The US Department of Justice (DoJ) has launched a criminal investigation into Uber's use of software which helped its drivers track and avoid local transport regulators, it has been reported.
Uber has already come under fire for the secret technology, which used data from Uber to help drivers to "identify and circumvent" transportation officials launching stings to trap Uber drivers.
In a letter written to Ken McGair, deputy city attorney in Portland, Oregon, last month, Uber confirmed the existence of Greyball and said it was designed to protect drivers from users who had violated its terms of service, for example by making physical threats. It added it had used the technology "exceedingly sparingly".
In its report today, Reuters said the DoJ's investigation is still in its early stages. Uber did not comment.
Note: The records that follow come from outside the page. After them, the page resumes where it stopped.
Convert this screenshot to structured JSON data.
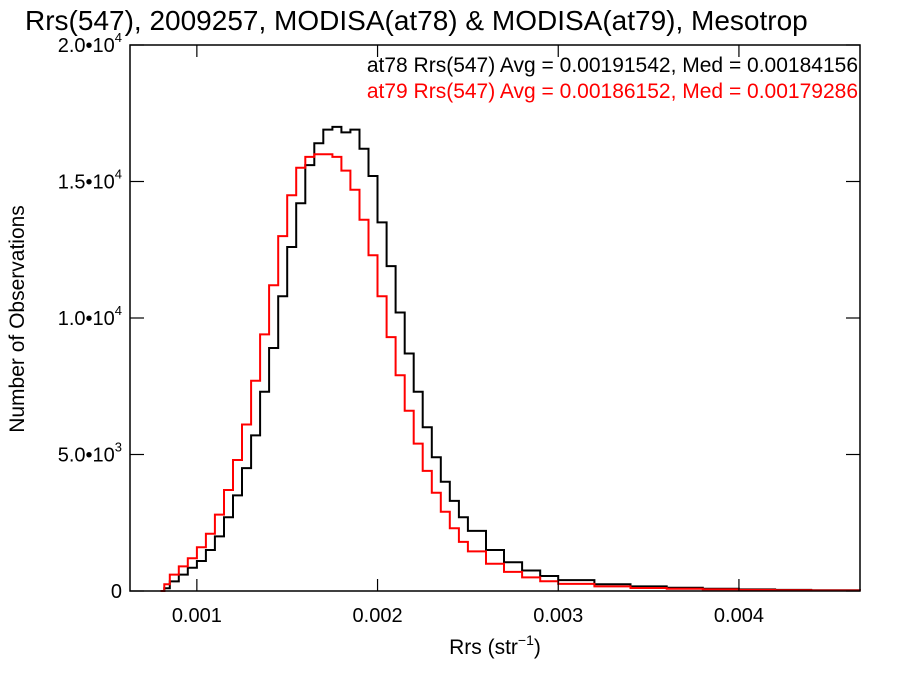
{
  "chart_data": {
    "type": "line",
    "title": "Rrs(547), 2009257, MODISA(at78) & MODISA(at79), Mesotrop",
    "xlabel": "Rrs (str",
    "xlabel_sup": "−1",
    "xlabel_close": ")",
    "ylabel": "Number of Observations",
    "xlim": [
      0.00063,
      0.00467
    ],
    "ylim": [
      0,
      20000
    ],
    "x_ticks": [
      {
        "value": 0.001,
        "label": "0.001"
      },
      {
        "value": 0.002,
        "label": "0.002"
      },
      {
        "value": 0.003,
        "label": "0.003"
      },
      {
        "value": 0.004,
        "label": "0.004"
      }
    ],
    "y_ticks": [
      {
        "value": 0,
        "label": "0",
        "exp": ""
      },
      {
        "value": 5000,
        "label": "5.0•10",
        "exp": "3"
      },
      {
        "value": 10000,
        "label": "1.0•10",
        "exp": "4"
      },
      {
        "value": 15000,
        "label": "1.5•10",
        "exp": "4"
      },
      {
        "value": 20000,
        "label": "2.0•10",
        "exp": "4"
      }
    ],
    "annotations": [
      {
        "text": "at78 Rrs(547) Avg = 0.00191542, Med = 0.00184156",
        "color": "#000000"
      },
      {
        "text": "at79 Rrs(547) Avg = 0.00186152, Med = 0.00179286",
        "color": "#ff0000"
      }
    ],
    "series": [
      {
        "color": "#000000",
        "x": [
          0.0008,
          0.00082,
          0.00085,
          0.0009,
          0.00095,
          0.001,
          0.00105,
          0.0011,
          0.00115,
          0.0012,
          0.00125,
          0.0013,
          0.00135,
          0.0014,
          0.00145,
          0.0015,
          0.00155,
          0.0016,
          0.00165,
          0.0017,
          0.00175,
          0.0018,
          0.00185,
          0.0019,
          0.00195,
          0.002,
          0.00205,
          0.0021,
          0.00215,
          0.0022,
          0.00225,
          0.0023,
          0.00235,
          0.0024,
          0.00245,
          0.0025,
          0.0026,
          0.0027,
          0.0028,
          0.0029,
          0.003,
          0.0032,
          0.0034,
          0.0036,
          0.0038,
          0.004,
          0.0042,
          0.0044,
          0.00467
        ],
        "y": [
          0,
          100,
          350,
          600,
          850,
          1100,
          1500,
          2000,
          2700,
          3500,
          4500,
          5700,
          7300,
          8900,
          10800,
          12600,
          14200,
          15600,
          16400,
          16900,
          17000,
          16800,
          16900,
          16200,
          15200,
          13500,
          11900,
          10200,
          8700,
          7300,
          6000,
          4900,
          4000,
          3300,
          2700,
          2200,
          1500,
          1050,
          750,
          550,
          400,
          250,
          170,
          120,
          80,
          60,
          40,
          30,
          20
        ]
      },
      {
        "color": "#ff0000",
        "x": [
          0.0008,
          0.00082,
          0.00085,
          0.0009,
          0.00095,
          0.001,
          0.00105,
          0.0011,
          0.00115,
          0.0012,
          0.00125,
          0.0013,
          0.00135,
          0.0014,
          0.00145,
          0.0015,
          0.00155,
          0.0016,
          0.00165,
          0.0017,
          0.00175,
          0.0018,
          0.00185,
          0.0019,
          0.00195,
          0.002,
          0.00205,
          0.0021,
          0.00215,
          0.0022,
          0.00225,
          0.0023,
          0.00235,
          0.0024,
          0.00245,
          0.0025,
          0.0026,
          0.0027,
          0.0028,
          0.0029,
          0.003,
          0.0032,
          0.0034,
          0.0036,
          0.0038,
          0.004,
          0.0042,
          0.0044,
          0.00467
        ],
        "y": [
          0,
          250,
          600,
          900,
          1200,
          1600,
          2100,
          2800,
          3700,
          4800,
          6100,
          7700,
          9400,
          11200,
          13000,
          14500,
          15500,
          15900,
          16000,
          16000,
          15900,
          15400,
          14700,
          13600,
          12300,
          10800,
          9300,
          7900,
          6600,
          5400,
          4400,
          3600,
          2900,
          2300,
          1800,
          1450,
          1000,
          700,
          500,
          360,
          260,
          170,
          110,
          80,
          60,
          40,
          30,
          20,
          15
        ]
      }
    ]
  }
}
This is the latest in a string of woes for Uber. The company, which is at loggerheads with traditional taxi drivers in almost every country it operates in, has been criticised over its treatment of drivers, and has been at the centre of a sexism scandal.
In March the company closed its operation in Denmark, blaming new regulations which capped the number of licences issued to drivers and forced drivers to fit a taxi meter.
Meanwhile, in February the company faced allegations of sexism after a former engineer published a blog post in which she described being propositioned by a male manager and faced discrimination from its HR team.
During the same month, chief executive Travis Kalanick was forced to apologise after he was filmed having an argument with one of the company's drivers.
“This is the first time I’ve been willing to admit that I need leadership help and I intend to get it,” he wrote.